Un autre avantage indéniable est de permettre à des managers de terrain de devenir eux/elles-mêmes des formateurs/trices en partageant sans risques, par des enregistrements et la diffusion de courtes vidéos, leur expérience et leur savoir-faire acquis durant une période de quelques années, voire souvent plus. Dans cette perspective, l’entreprise devient plus apprenante au sens de la vision exprimée par Peter Senge(1) et surtout le microlearning est un moyen efficient et efficace de développer l’intelligence collective qui requiert, selon Charlotte du Payrat(2), une évolution profonde des postures managériales. Se mettre en scène dans des courtes vidéos suppose en effet de la part des managers d’accepter d’être visibles et donc d’être évalué(e)s sur leur prestation, de se voir eux/elles-mêmes, ce qui n’est pas toujours chose facile, et de se plier aux règles élémentaires de la pédagogie. Bref, un apprentissage totalement nouveau pour des managers plus habitué(e)s à commander qu’à expliquer et à accompagner.

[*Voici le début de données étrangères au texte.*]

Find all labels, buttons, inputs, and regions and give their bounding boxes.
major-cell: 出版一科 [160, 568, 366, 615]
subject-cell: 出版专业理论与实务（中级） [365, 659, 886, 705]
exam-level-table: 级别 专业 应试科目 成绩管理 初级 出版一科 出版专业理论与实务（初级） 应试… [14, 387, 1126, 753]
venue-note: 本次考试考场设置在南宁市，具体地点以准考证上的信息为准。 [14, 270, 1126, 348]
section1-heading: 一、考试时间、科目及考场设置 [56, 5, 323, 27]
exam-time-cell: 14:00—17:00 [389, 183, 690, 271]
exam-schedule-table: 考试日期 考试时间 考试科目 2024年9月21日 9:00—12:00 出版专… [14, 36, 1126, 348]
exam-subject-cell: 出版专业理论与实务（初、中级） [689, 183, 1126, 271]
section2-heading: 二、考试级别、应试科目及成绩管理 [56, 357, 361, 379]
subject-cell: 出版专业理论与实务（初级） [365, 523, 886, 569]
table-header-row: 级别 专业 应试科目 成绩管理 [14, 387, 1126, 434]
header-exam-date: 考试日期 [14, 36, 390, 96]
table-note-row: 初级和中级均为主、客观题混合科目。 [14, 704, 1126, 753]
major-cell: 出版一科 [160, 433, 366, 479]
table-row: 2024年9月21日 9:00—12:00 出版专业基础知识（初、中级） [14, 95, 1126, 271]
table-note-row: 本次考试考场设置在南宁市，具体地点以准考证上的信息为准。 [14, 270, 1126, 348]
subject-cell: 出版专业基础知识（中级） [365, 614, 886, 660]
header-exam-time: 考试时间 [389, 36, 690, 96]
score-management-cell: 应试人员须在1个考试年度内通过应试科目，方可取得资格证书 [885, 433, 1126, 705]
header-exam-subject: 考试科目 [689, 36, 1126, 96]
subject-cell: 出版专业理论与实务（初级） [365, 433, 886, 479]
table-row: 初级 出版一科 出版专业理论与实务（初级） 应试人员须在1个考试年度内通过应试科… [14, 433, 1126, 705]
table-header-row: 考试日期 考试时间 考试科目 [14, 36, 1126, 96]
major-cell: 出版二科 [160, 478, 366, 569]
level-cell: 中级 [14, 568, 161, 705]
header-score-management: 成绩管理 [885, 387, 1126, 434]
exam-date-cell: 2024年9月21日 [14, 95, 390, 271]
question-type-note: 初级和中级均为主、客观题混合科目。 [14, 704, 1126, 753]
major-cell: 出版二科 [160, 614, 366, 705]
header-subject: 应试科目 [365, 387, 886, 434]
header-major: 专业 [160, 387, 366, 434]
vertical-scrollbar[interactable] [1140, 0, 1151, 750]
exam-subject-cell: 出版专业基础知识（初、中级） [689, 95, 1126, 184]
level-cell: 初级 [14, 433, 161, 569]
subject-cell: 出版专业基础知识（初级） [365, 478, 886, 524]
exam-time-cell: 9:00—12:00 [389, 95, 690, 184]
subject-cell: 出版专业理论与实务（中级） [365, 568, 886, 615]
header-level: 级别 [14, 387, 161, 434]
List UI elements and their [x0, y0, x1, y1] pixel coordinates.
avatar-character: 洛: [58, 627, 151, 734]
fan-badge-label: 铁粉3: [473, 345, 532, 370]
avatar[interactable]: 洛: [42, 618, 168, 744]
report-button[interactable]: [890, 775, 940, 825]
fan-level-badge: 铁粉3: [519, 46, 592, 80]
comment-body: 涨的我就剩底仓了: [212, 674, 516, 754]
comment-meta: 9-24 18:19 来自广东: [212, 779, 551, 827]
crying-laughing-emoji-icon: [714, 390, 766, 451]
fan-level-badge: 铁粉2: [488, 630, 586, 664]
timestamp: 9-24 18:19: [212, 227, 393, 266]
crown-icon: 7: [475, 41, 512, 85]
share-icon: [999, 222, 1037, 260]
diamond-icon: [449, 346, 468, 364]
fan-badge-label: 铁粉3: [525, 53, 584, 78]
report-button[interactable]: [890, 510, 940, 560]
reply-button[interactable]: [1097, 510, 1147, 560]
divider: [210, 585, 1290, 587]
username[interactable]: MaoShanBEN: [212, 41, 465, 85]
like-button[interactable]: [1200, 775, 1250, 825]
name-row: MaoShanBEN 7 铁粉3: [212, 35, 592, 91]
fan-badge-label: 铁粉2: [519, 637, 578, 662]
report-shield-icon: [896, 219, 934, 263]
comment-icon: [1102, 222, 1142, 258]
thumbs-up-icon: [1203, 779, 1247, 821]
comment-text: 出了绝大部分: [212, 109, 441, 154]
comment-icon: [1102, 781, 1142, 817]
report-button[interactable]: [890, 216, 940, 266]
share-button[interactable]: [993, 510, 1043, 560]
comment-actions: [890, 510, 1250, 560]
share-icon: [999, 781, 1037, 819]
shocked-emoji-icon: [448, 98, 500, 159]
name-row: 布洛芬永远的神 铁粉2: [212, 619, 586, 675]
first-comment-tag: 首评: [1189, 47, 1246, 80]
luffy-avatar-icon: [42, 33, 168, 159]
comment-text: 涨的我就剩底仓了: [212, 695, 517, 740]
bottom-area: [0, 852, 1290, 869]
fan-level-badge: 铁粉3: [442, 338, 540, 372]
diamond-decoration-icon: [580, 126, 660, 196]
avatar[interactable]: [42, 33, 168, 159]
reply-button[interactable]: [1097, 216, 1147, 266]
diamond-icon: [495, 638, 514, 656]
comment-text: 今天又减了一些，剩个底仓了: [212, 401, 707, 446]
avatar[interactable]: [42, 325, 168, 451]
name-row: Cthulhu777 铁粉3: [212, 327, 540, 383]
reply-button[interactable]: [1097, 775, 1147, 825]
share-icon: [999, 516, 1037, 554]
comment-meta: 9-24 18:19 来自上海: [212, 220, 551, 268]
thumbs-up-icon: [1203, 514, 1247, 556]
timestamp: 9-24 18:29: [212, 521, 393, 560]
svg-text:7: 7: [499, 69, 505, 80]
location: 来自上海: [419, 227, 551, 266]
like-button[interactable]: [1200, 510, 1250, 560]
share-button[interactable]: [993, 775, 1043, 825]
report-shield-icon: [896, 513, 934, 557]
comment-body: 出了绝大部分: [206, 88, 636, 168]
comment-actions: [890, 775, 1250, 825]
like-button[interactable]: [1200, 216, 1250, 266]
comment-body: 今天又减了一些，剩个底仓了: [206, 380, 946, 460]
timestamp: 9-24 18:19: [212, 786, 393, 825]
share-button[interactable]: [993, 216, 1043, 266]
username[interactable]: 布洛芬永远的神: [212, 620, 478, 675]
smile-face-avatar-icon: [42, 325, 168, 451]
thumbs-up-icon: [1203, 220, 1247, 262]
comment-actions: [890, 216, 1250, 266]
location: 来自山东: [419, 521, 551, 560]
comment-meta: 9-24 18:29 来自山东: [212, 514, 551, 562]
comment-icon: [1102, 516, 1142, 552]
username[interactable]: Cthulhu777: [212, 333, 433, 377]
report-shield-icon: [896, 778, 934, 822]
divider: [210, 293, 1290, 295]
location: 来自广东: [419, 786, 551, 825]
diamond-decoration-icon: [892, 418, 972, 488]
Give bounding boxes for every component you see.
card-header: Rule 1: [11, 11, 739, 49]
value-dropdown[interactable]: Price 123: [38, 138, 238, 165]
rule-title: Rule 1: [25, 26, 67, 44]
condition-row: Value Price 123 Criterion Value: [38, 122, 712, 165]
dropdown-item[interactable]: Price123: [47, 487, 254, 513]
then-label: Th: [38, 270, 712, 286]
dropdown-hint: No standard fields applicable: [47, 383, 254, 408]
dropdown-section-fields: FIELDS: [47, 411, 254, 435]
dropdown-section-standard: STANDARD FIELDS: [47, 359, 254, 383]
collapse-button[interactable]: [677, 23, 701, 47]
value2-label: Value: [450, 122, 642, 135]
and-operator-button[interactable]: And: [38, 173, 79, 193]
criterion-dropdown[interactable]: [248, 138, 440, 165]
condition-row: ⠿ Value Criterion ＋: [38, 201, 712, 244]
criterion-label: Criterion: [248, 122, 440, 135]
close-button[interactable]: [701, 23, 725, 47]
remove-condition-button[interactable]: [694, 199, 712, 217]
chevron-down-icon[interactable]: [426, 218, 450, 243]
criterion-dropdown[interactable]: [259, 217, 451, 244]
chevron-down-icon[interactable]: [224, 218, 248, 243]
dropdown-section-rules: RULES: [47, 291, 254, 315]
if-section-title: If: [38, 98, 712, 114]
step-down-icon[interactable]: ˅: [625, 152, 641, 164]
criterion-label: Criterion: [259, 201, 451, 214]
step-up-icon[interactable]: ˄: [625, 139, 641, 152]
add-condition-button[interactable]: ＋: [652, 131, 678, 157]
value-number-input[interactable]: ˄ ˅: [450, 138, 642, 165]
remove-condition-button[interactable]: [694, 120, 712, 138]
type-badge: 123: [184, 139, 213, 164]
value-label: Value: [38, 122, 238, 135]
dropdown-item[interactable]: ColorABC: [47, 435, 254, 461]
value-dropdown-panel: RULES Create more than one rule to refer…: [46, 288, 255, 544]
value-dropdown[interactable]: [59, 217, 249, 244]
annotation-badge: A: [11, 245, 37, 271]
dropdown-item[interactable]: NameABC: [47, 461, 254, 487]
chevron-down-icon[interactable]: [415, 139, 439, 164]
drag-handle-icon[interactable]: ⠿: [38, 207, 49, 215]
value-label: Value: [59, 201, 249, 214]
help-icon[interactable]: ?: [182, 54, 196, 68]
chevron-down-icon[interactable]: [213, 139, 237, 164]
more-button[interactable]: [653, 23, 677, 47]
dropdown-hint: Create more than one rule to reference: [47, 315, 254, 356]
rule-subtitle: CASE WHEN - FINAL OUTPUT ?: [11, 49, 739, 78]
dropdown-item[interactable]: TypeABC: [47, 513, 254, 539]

Un obstacle sérieux se pose néanmoins dans le développement du microlearning, à savoir la production facile des vidéos courtes de niveau de qualité professionnelle pour éviter la qualité, souvent faible, des vidéos personnelles postées sur Facebook ou Instagram. C’est ici que la créativité foisonnante des start-up vient résoudre un problème apparemment simple mais en réalité complexe à résoudre. Plusieurs solutions existent sur le marché mais indéniablement c’est la start-up Storyfox (3) qui remporte la palme par la simplicité et la facilité de sa solution. Cette solution permet en effet de créer en un temps record des vidéos de 3 min de niveau professionnel grâce à une prise en main extrêmement aisée et une phase de montage automatisée et instantanée. On se prend à rêver : va-t-on voir dans nos entreprises, grâce à ces courtes vidéos, de plus en plus de managers se prendre pour Daniel Auteuil dans le film Le Brio ? Si la solution technique existe, il n’en reste pas moins qu’il est nécessaire pour le/la DRH ou responsable de formation de faire évoluer parallèlement les mentalités car il ne faut pas oublier que la technologie est toujours une condition nécessaire mais jamais suffisante…
1) P. Senge, La Cinquième Discipline, éditions Eyrolles, 2015.
2) C. Du Payrat, Orchestrer l’intelligence collective, Pearson, 2019.